Prise de panique, tout à coup, sentant ses poumons prêts à exploser, Coraline faisait peu de gestes. Elle ne voulait pas mourir, elle voulait se venger ! Si elle tint le coup, ce fut aussi grâce à cela. Mais elle dodelinait déjà de la tête, quand la sirène du gouf de Capbreton arriva à toute vitesse, pour la saisir sous les aisselles et la ramener à la surface.

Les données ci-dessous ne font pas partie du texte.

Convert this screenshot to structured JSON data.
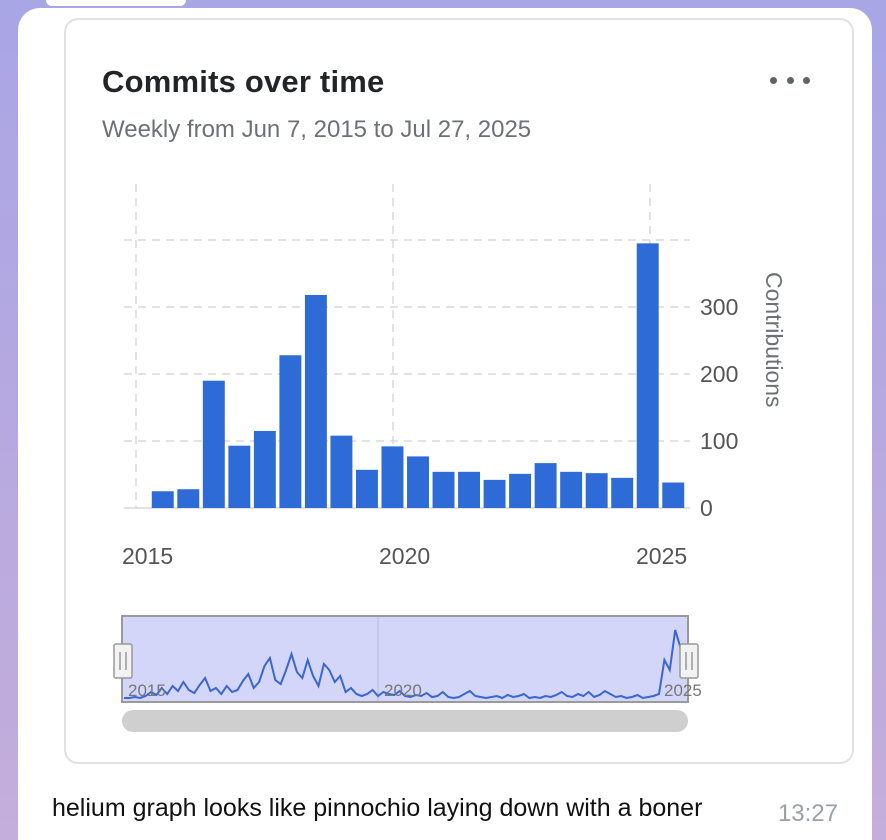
{
  "card": {
    "title": "Commits over time",
    "subtitle": "Weekly from Jun 7, 2015 to Jul 27, 2025",
    "more_icon": "more-horizontal-icon"
  },
  "chart_data": {
    "type": "bar",
    "ylabel": "Contributions",
    "ylim": [
      0,
      400
    ],
    "yticks": [
      0,
      100,
      200,
      300
    ],
    "xticks": [
      "2015",
      "2020",
      "2025"
    ],
    "grid": true,
    "y_axis_position": "right",
    "bar_color": "#2f6bd6",
    "values": [
      25,
      28,
      190,
      93,
      115,
      228,
      318,
      108,
      57,
      92,
      77,
      54,
      54,
      42,
      51,
      67,
      54,
      52,
      45,
      395,
      38
    ]
  },
  "navigator": {
    "labels": [
      "2015",
      "2020",
      "2025"
    ],
    "handle_icon": "drag-handle-icon"
  },
  "message": {
    "text": "helium graph looks like pinnochio laying down with a boner",
    "time": "13:27"
  }
}
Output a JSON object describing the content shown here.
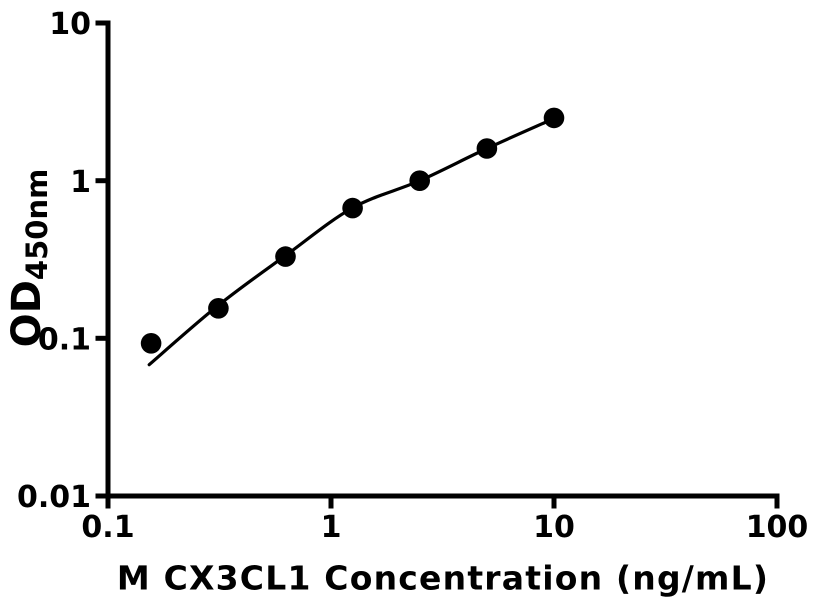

- Mais vous êtes folle ! dit-elle alors que Coraline aspirait l’air à grandes bouffées.
- Non. J’ai plongé parce que les hommes sont tous des imbéciles.
- Ça, je vous l’accorde, fit Maylis avec un sourire. Mais de là à se fiche en l’air…
- Je ne veux pas me fiche en l’air, je veux me venger.
- Et en quoi faisant, s’il vous plaît ?
- En attirant les hommes dans l’Atlantique, tout simplement. N’est-ce pas le rôle des sirènes, d’envouter les hommes ?
- Oui… mais seulement ceux de sexe masculin.
- Je sais. Justement.
- Ils vous ont fait du mal ?
- Je suis peut-être un cœur d’artichaut, mais sur la durée, les hommes ne veulent pas de moi. Ça fait dix ans que je cherche le bon, que je crois trouver et qui me largue au bout de trois mois, voire avant. Ça suffat comme ci ! Ils… non, rien.
En effet, Coraline ne voulait pas indiquer à la sirène la véritable raison qui la faisait agir ainsi : sa vengeance serait encore plus sanglante…
- Vous avez l’air jeune…
- J’ai trente-quatre ans.
- Tout n’est pas perdu, mad… euh, c’est vrai, comment vous appelez-vous ?
- Coraline. Et vous ?
- Maylis. Je suis la sirène du gouf de Capbreton.
- Il me semblait bien… vous avez été interviewée, il y a quelques années…
- Je suis la sauveuse du genre humain… Je suis allée contre mes principes, cette fois-là, et ai évité à deux plongeurs de se faire avaler par un cachalot.
- Merde ! éructa Coraline. Et vous voulez me sauver aussi ?
- Ici, contre une sirène, les femmes le deviennent, ou se noient. Seuls les hommes nous intéressent, expliqua Maylis.
- Et qu’en faites-vous ?
- Oh, moi, je ne compte plus les centaines d’années… je m’en moque. Ce sont les poissons qui se chargent de les déchiqueter, la plupart du temps.
Coraline respira, en son for intérieur, et feinta :
- C’est une mort atroce.
- Pourtant, c’est ce que vous voulez, à ce qu’il me semble… n’est-ce pas ?
- Oui, c’est vrai. Du coup, puis-je… ?
Et Coraline regarda Maylis, pleine d’espoir. Mais derrière elle, la tête rouge de Régis surgit, et :
- A quoi pensez-vous, mesdemoiselles ?
- Coraline veut devenir sirène.
- Mais Maylis… nous l’avons sauvée ! En plus, je partage déjà le lac avec Nessie…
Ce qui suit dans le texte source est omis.